Sebastian, of course, noticed.
“Are you upset, my dear?” he asked, brushing her hair aside to admire his mark with indecent satisfaction. “You sound upset. You don’t smell upset.”
She swatted at his arm. “That’s not the point.”
His chuckle was pure sin. “You expressed concern for your mortal suitor's feelings. I merely leveled the field.”
Emma blinked. “Leveled what field?”
He shifted, just enough so she could see his expression—eyes bright, pupils thin and predatory, lips curved in a smile that promised trouble for centuries.
“Edward Midford gives you gifts.” He tapped her shoulder, right over the bite. “I give you something far more… lasting.”
Her jaw dropped. “He gave me flowers, Sebastian. A flower. Not a—” she gestured angrily at her shoulder, “—not a demonic hickey!”
At the word hickey, something changed in him. A sound left his throat—low, ancient, not entirely human. Not threatening, but undeniably possessive, as if the word itself pleased a part of him with far too many centuries behind it.
His voice dropped, velvet and shadow: “If a mere boy may adorn what is mine with petals, then I will adorn it with something that does not wilt by morning.”
Emma stared at him, torn between outrage and the very inconvenient feeling that her entire soul liked the sound of that way too much.

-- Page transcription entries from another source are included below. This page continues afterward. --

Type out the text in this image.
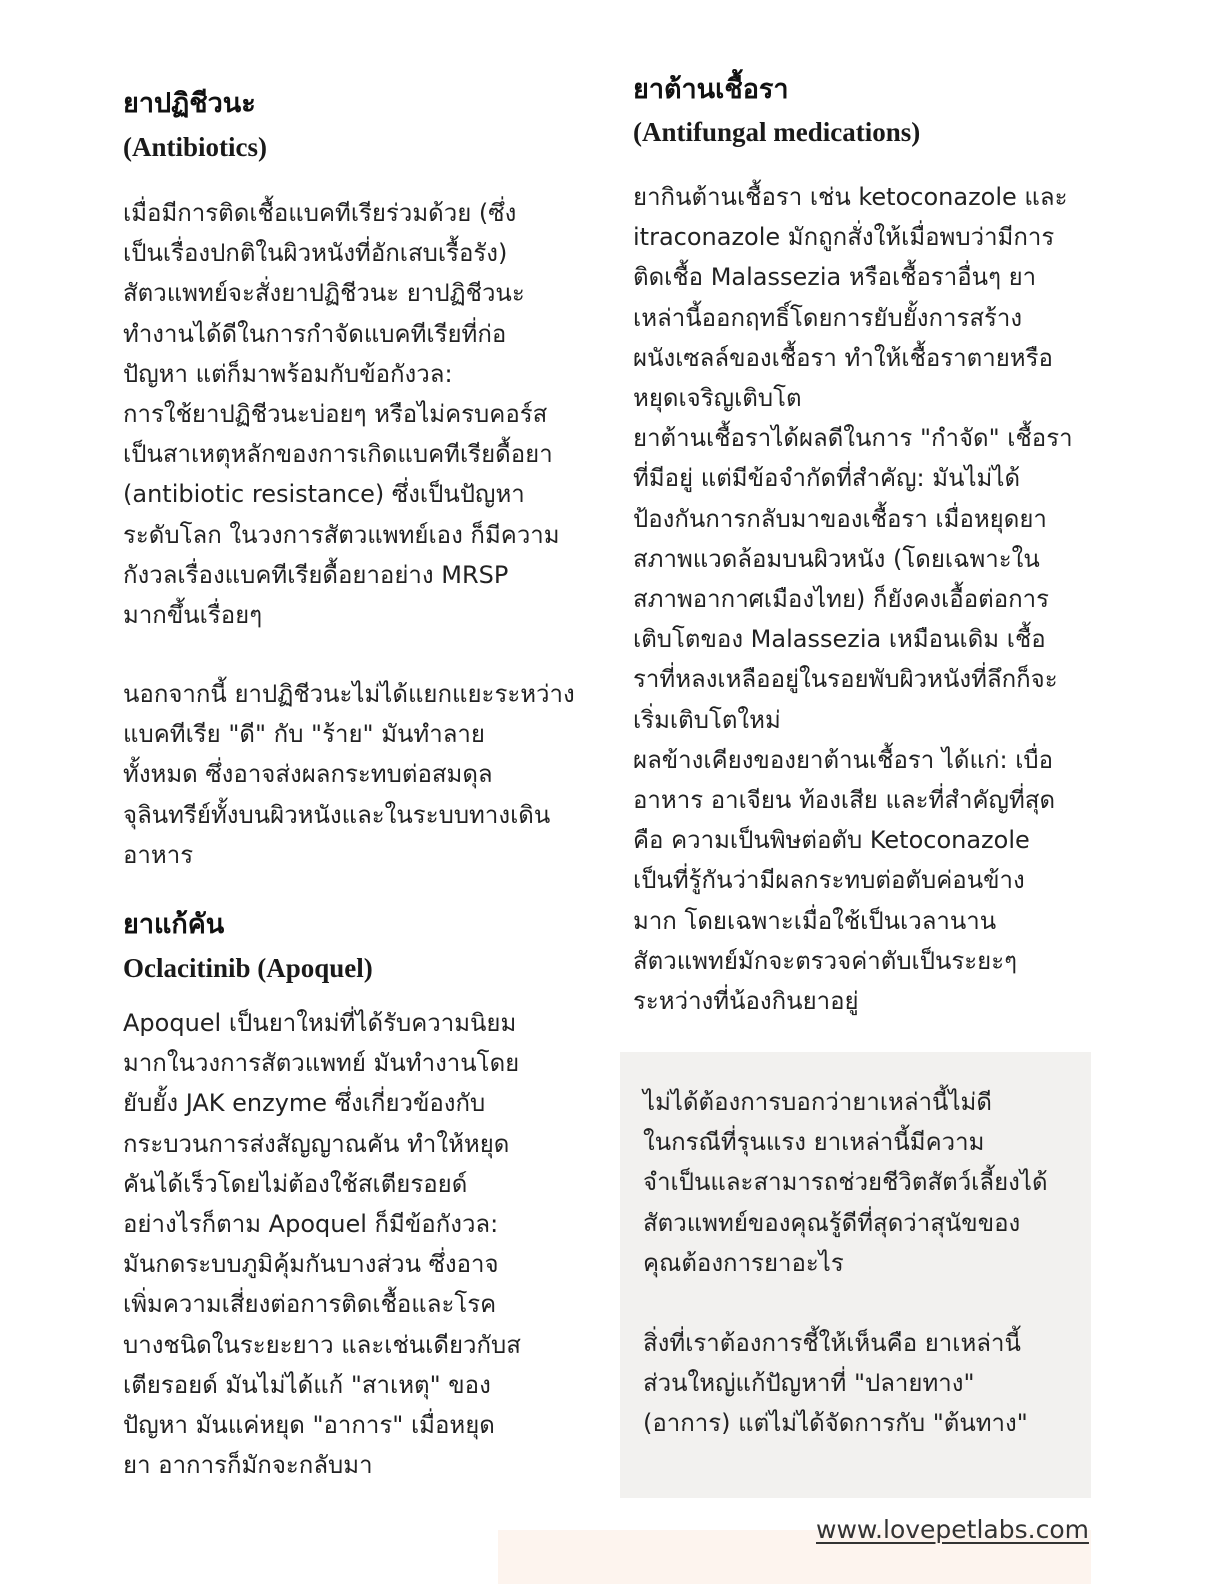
ยาปฏิชีวนะ
(Antibiotics)

เมื่อมีการติดเชื้อแบคทีเรียร่วมด้วย (ซึ่ง
เป็นเรื่องปกติในผิวหนังที่อักเสบเรื้อรัง)
สัตวแพทย์จะสั่งยาปฏิชีวนะ ยาปฏิชีวนะ
ทำงานได้ดีในการกำจัดแบคทีเรียที่ก่อ
ปัญหา แต่ก็มาพร้อมกับข้อกังวล:
การใช้ยาปฏิชีวนะบ่อยๆ หรือไม่ครบคอร์ส
เป็นสาเหตุหลักของการเกิดแบคทีเรียดื้อยา
(antibiotic resistance) ซึ่งเป็นปัญหา
ระดับโลก ในวงการสัตวแพทย์เอง ก็มีความ
กังวลเรื่องแบคทีเรียดื้อยาอย่าง MRSP
มากขึ้นเรื่อยๆ

นอกจากนี้ ยาปฏิชีวนะไม่ได้แยกแยะระหว่าง
แบคทีเรีย "ดี" กับ "ร้าย" มันทำลาย
ทั้งหมด ซึ่งอาจส่งผลกระทบต่อสมดุล
จุลินทรีย์ทั้งบนผิวหนังและในระบบทางเดิน
อาหาร

ยาแก้คัน
Oclacitinib (Apoquel)

Apoquel เป็นยาใหม่ที่ได้รับความนิยม
มากในวงการสัตวแพทย์ มันทำงานโดย
ยับยั้ง JAK enzyme ซึ่งเกี่ยวข้องกับ
กระบวนการส่งสัญญาณคัน ทำให้หยุด
คันได้เร็วโดยไม่ต้องใช้สเตียรอยด์
อย่างไรก็ตาม Apoquel ก็มีข้อกังวล:
มันกดระบบภูมิคุ้มกันบางส่วน ซึ่งอาจ
เพิ่มความเสี่ยงต่อการติดเชื้อและโรค
บางชนิดในระยะยาว และเช่นเดียวกับส
เตียรอยด์ มันไม่ได้แก้ "สาเหตุ" ของ
ปัญหา มันแค่หยุด "อาการ" เมื่อหยุด
ยา อาการก็มักจะกลับมา

ยาต้านเชื้อรา
(Antifungal medications)

ยากินต้านเชื้อรา เช่น ketoconazole และ
itraconazole มักถูกสั่งให้เมื่อพบว่ามีการ
ติดเชื้อ Malassezia หรือเชื้อราอื่นๆ ยา
เหล่านี้ออกฤทธิ์โดยการยับยั้งการสร้าง
ผนังเซลล์ของเชื้อรา ทำให้เชื้อราตายหรือ
หยุดเจริญเติบโต
ยาต้านเชื้อราได้ผลดีในการ "กำจัด" เชื้อรา
ที่มีอยู่ แต่มีข้อจำกัดที่สำคัญ: มันไม่ได้
ป้องกันการกลับมาของเชื้อรา เมื่อหยุดยา
สภาพแวดล้อมบนผิวหนัง (โดยเฉพาะใน
สภาพอากาศเมืองไทย) ก็ยังคงเอื้อต่อการ
เติบโตของ Malassezia เหมือนเดิม เชื้อ
ราที่หลงเหลืออยู่ในรอยพับผิวหนังที่ลึกก็จะ
เริ่มเติบโตใหม่
ผลข้างเคียงของยาต้านเชื้อรา ได้แก่: เบื่อ
อาหาร อาเจียน ท้องเสีย และที่สำคัญที่สุด
คือ ความเป็นพิษต่อตับ Ketoconazole
เป็นที่รู้กันว่ามีผลกระทบต่อตับค่อนข้าง
มาก โดยเฉพาะเมื่อใช้เป็นเวลานาน
สัตวแพทย์มักจะตรวจค่าตับเป็นระยะๆ
ระหว่างที่น้องกินยาอยู่

ไม่ได้ต้องการบอกว่ายาเหล่านี้ไม่ดี
ในกรณีที่รุนแรง ยาเหล่านี้มีความ
จำเป็นและสามารถช่วยชีวิตสัตว์เลี้ยงได้
สัตวแพทย์ของคุณรู้ดีที่สุดว่าสุนัขของ
คุณต้องการยาอะไร

สิ่งที่เราต้องการชี้ให้เห็นคือ ยาเหล่านี้
ส่วนใหญ่แก้ปัญหาที่ "ปลายทาง"
(อาการ) แต่ไม่ได้จัดการกับ "ต้นทาง"

www.lovepetlabs.com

“That’s not how normal people express affection,” she muttered.
“Yes,” he agreed smoothly, leaning down to place a chaste—well, chaste for him—kiss beside the mark, his fangs no longer bared. “How fortunate that I have never claimed to be normal.”
Despite herself, she felt her lips twitch.
“This better not scar,” she warned, even though the idea sent a confusing, traitorous spark of heat through her.
Sebastian pulled back just enough for their eyes to lock. His smirk softened into something quieter—still dark, but warm in a way she didn’t have words for yet.
“It will heal by morning,” he murmured. “Unless you want it to stay.”
Her breath stuttered—and that was all the answer he needed. He gave a soft, satisfied hum and stretched beside her, one arm sliding possessively around her waist as if to anchor her to him.
“Rest,” he said, brushing his thumb along her hip in slow circles. “I believe our conversation about Edward Midford has been… thoroughly resolved.”
Emma made a dignified noise that sounded nothing like a whine and pulled the blanket over her head.
“Shut up.”
“Yes, my dear.”
The bed shook faintly with his laughter.